The budget cousin of the straddle. Buy an OTM call and an OTM put — pay less, but demand a bigger move to get paid.
A Long Strangle is the same volatility bet as the straddle, executed at a lower cost by stepping out to OTM strikes on both sides. The lower debit is attractive — you pay less to be wrong — but the flat "pain zone" between the two strikes is wider, so spot has to move further before you're in the green.
It shines when you expect a big move but don't know the direction and want cheaper tail coverage.
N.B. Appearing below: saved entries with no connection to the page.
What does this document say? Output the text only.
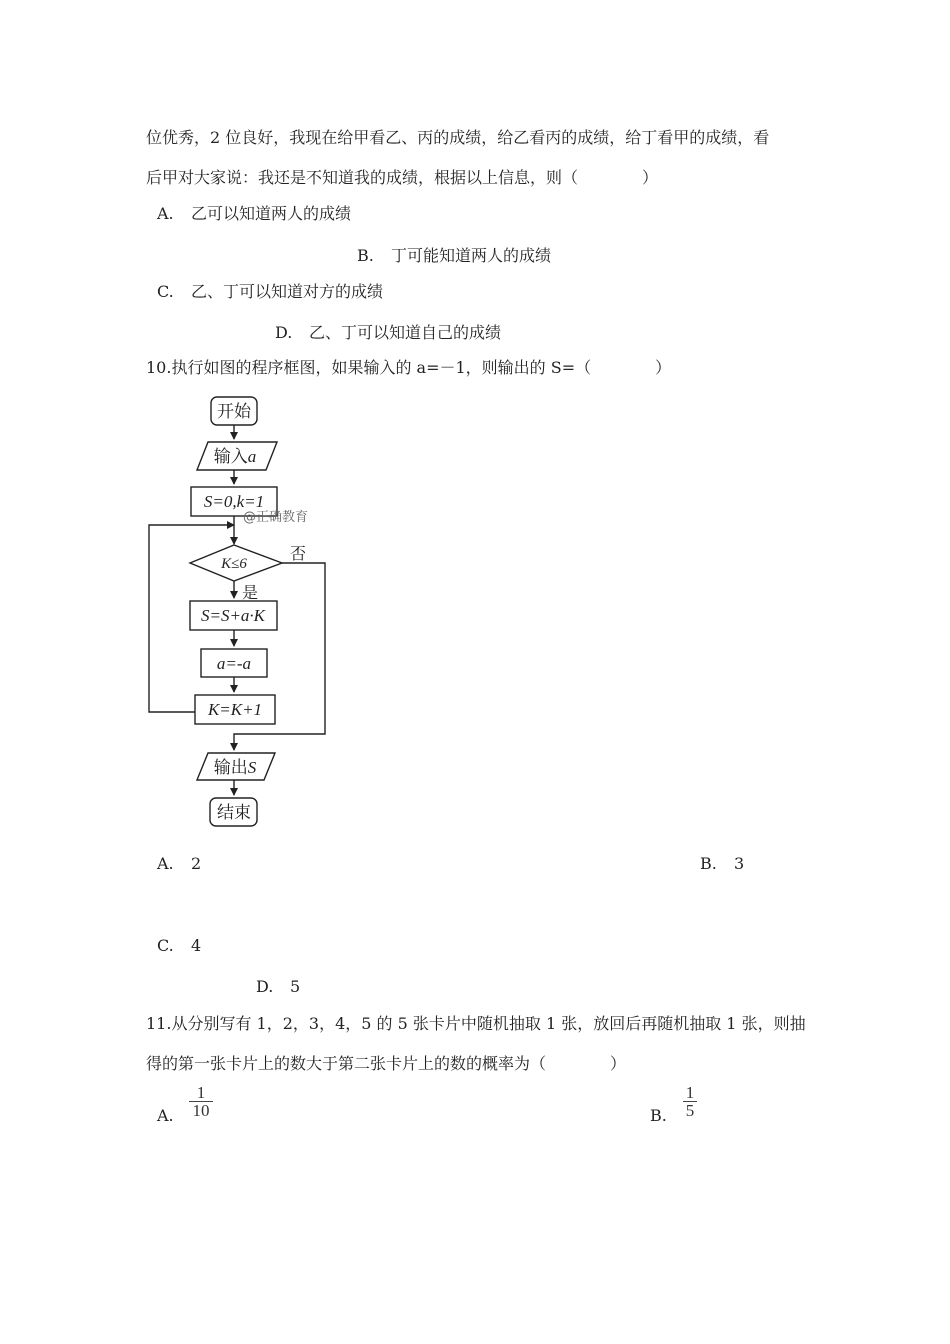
位优秀，2 位良好，我现在给甲看乙、丙的成绩，给乙看丙的成绩，给丁看甲的成绩，看
后甲对大家说：我还是不知道我的成绩，根据以上信息，则（　　　　）
A. 乙可以知道两人的成绩
B. 丁可能知道两人的成绩
C. 乙、丁可以知道对方的成绩
D. 乙、丁可以知道自己的成绩
10.执行如图的程序框图，如果输入的 a=－1，则输出的 S=（　　　　）
开始
输入a
S=0,k=1
@正确教育
K≤6
否
是
S=S+a·K
a=-a
K=K+1
输出S
结束
A. 2	B. 3
C. 4
D. 5
11.从分别写有 1，2，3，4，5 的 5 张卡片中随机抽取 1 张，放回后再随机抽取 1 张，则抽
得的第一张卡片上的数大于第二张卡片上的数的概率为（　　　　）
A.
1
10	B.
1
5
For the same notional exposure, a strangle will have lower gamma at entry than an equivalent straddle, and lower vega — which means smaller profits on small moves, but real leverage if the move is outsized.
The Indian markets offer good strangle opportunities around budget day, policy meetings, major results, and any binary macro event where implied volatility is still below the realised move the market will likely produce.
Two long options, different strikes, same expiry. Both legs are OTM — the call above spot, the put below.
| Action | Instrument | Strike | Premium (est.) |
|---|---|---|---|
| Buy | Nifty Call | 22,700 CE | 55 |
| Buy | Nifty Put | 22,300 PE | 55 |
| Net debit | 110 (= ₹8,250 per lot of 75) | ||
A strangle starts flatter — lower gamma, lower vega, lower theta — than a comparable straddle. Once spot moves toward either strike, gamma builds and the position comes alive.
Nifty spot at 22,500, weekly expiry 4 days away. You buy the 22,700 CE at ₹55 and the 22,300 PE at ₹55. Total debit = ₹110 × 75 = ₹8,250 per lot.
Break-evens at expiry: 22,190 on the downside and 22,810 on the upside.
Event traders, volatility learners, and budget-conscious traders who want straddle-style exposure at a lower ticket. The strangle teaches you about strike selection, IV term structure, and the difference between gamma and vega in a single, teachable structure.
See whether volatility trading suits you — take the Trader Quiz.
Strangles look cheap and behave ruthlessly when spot decides to sit still. Paper-trade at least ten expiry cycles before risking capital.